Can You Outsmart the Slippery Slope Fallacy?
Can You Outsmart the Slippery Slope Fallacy?
Elizabeth Cox uses Eisenhower's domino theory about Vietnam to explain why a scary chain of consequences is not the same as an inevitable one. The point of the essay is not that downstream effects are imaginary. It is that political reasoning often inflates one possible path into the only path, then treats fear as if it were probability, which is the core move of the slippery slope fallacy.
The Vietnam example shows why the domino metaphor was so persuasive. If one country fell to communism, nearby countries might follow, regional trade might unravel, allies might weaken, and eventually the United States itself might be threatened. Cox grants the initial intuition: political change can spread. But she argues that the metaphor hides the real structure of events. Countries are not identical dominoes in a straight line. Each step depends on local institutions, leaders, alliances, incentives, and resistance. A chain with many uncertain links becomes much less probable than its rhetoric suggests.

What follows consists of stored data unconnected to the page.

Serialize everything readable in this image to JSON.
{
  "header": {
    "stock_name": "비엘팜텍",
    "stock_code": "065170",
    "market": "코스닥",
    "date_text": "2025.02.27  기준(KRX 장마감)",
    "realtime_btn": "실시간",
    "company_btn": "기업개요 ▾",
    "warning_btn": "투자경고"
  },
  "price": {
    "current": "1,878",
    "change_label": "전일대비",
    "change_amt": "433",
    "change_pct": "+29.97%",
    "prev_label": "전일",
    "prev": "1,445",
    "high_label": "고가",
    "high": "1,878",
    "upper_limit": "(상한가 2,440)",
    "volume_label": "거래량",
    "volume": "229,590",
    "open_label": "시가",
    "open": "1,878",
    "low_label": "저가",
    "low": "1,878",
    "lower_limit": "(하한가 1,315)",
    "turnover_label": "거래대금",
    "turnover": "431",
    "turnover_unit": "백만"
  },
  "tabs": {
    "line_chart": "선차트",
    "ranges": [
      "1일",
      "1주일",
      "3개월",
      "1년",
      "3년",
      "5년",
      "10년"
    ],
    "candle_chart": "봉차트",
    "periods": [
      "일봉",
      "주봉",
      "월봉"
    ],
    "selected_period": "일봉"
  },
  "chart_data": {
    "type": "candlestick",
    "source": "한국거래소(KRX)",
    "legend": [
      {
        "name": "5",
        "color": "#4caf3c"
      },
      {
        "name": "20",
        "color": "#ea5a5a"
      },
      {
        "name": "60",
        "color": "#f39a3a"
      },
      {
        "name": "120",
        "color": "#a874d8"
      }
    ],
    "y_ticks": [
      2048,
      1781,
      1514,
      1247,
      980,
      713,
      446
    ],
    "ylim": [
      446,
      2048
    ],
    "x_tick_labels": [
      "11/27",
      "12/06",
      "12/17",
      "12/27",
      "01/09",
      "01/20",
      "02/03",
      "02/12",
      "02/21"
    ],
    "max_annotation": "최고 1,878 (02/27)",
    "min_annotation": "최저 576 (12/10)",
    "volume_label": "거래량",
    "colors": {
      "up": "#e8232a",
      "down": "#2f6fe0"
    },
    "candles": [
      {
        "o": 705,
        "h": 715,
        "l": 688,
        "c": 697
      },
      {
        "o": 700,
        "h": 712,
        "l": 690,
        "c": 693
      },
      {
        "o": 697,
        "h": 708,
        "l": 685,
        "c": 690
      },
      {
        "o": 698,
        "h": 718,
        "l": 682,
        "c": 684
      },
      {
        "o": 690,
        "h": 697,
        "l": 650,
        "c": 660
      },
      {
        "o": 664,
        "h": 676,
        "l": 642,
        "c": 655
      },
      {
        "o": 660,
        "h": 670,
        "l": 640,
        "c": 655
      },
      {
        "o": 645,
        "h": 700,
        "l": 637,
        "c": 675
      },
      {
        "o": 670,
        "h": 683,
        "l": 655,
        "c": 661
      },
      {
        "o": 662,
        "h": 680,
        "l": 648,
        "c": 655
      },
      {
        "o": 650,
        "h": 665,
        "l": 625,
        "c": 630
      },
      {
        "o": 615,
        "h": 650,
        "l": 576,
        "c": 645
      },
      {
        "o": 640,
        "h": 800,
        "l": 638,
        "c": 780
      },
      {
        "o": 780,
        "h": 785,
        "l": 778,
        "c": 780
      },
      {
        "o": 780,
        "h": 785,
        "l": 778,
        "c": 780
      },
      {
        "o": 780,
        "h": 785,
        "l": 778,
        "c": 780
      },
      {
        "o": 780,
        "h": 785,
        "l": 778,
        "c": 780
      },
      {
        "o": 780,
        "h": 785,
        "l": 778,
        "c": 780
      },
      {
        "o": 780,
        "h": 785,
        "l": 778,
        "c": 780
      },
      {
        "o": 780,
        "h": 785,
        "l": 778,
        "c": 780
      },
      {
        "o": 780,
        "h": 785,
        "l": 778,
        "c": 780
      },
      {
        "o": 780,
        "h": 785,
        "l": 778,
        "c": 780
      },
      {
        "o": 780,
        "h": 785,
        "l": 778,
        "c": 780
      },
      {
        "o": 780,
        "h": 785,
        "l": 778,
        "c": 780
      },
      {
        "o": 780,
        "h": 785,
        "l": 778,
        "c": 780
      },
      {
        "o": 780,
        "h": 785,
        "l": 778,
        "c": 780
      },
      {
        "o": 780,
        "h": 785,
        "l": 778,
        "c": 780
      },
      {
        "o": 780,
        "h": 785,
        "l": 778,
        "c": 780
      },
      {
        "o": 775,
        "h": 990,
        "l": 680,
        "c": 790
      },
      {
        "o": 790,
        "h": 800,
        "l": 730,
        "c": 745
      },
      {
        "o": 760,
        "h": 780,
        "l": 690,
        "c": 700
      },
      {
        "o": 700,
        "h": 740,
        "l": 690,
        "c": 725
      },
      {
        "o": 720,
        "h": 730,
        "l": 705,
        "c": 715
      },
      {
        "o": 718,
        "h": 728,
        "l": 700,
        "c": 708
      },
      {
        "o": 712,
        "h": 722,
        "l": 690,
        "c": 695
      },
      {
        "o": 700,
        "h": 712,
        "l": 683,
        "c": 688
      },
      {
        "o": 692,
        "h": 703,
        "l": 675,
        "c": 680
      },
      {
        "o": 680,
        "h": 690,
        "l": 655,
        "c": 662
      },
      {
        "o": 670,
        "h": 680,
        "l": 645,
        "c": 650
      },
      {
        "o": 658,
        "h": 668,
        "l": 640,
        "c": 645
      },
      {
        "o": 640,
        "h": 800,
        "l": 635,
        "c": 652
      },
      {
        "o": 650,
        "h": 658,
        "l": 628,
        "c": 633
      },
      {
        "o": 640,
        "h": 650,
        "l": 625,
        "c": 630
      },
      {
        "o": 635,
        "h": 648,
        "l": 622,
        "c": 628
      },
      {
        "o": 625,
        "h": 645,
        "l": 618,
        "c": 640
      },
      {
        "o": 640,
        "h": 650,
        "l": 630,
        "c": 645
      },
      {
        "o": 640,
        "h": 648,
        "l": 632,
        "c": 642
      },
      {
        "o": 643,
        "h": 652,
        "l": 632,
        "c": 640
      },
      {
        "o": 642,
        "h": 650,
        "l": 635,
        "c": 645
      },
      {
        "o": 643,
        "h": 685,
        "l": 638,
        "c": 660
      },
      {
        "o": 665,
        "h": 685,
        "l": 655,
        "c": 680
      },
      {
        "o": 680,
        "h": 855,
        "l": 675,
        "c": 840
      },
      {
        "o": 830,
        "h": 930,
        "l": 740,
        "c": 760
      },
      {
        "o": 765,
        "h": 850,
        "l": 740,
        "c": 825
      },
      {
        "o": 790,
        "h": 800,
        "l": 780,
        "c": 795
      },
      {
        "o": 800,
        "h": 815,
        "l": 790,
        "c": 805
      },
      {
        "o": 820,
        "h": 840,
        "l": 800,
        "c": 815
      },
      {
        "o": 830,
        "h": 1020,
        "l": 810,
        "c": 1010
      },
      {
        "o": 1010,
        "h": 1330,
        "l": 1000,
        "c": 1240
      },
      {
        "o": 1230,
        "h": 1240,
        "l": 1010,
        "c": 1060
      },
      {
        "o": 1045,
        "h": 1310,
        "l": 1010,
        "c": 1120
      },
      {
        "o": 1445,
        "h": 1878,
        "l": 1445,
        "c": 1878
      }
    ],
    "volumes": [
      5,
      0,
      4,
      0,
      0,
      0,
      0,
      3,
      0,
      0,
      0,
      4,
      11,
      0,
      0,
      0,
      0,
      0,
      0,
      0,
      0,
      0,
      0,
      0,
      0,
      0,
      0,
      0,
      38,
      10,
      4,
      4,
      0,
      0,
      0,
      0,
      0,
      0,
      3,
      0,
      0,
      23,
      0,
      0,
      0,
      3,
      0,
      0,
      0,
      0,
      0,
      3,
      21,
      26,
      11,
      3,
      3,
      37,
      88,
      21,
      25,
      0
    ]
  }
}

What gives the essay weight is the historical after-check. Vietnam, Laos, and Cambodia did fall under communist rule, but the full catastrophic sequence that the theory implied never unfolded. Some feared consequences happened; the deterministic story did not. Worth keeping from this piece: when someone predicts disaster from a first step, ask for the exact intermediate links and for the probability of each one, not just for the vividness of the final outcome.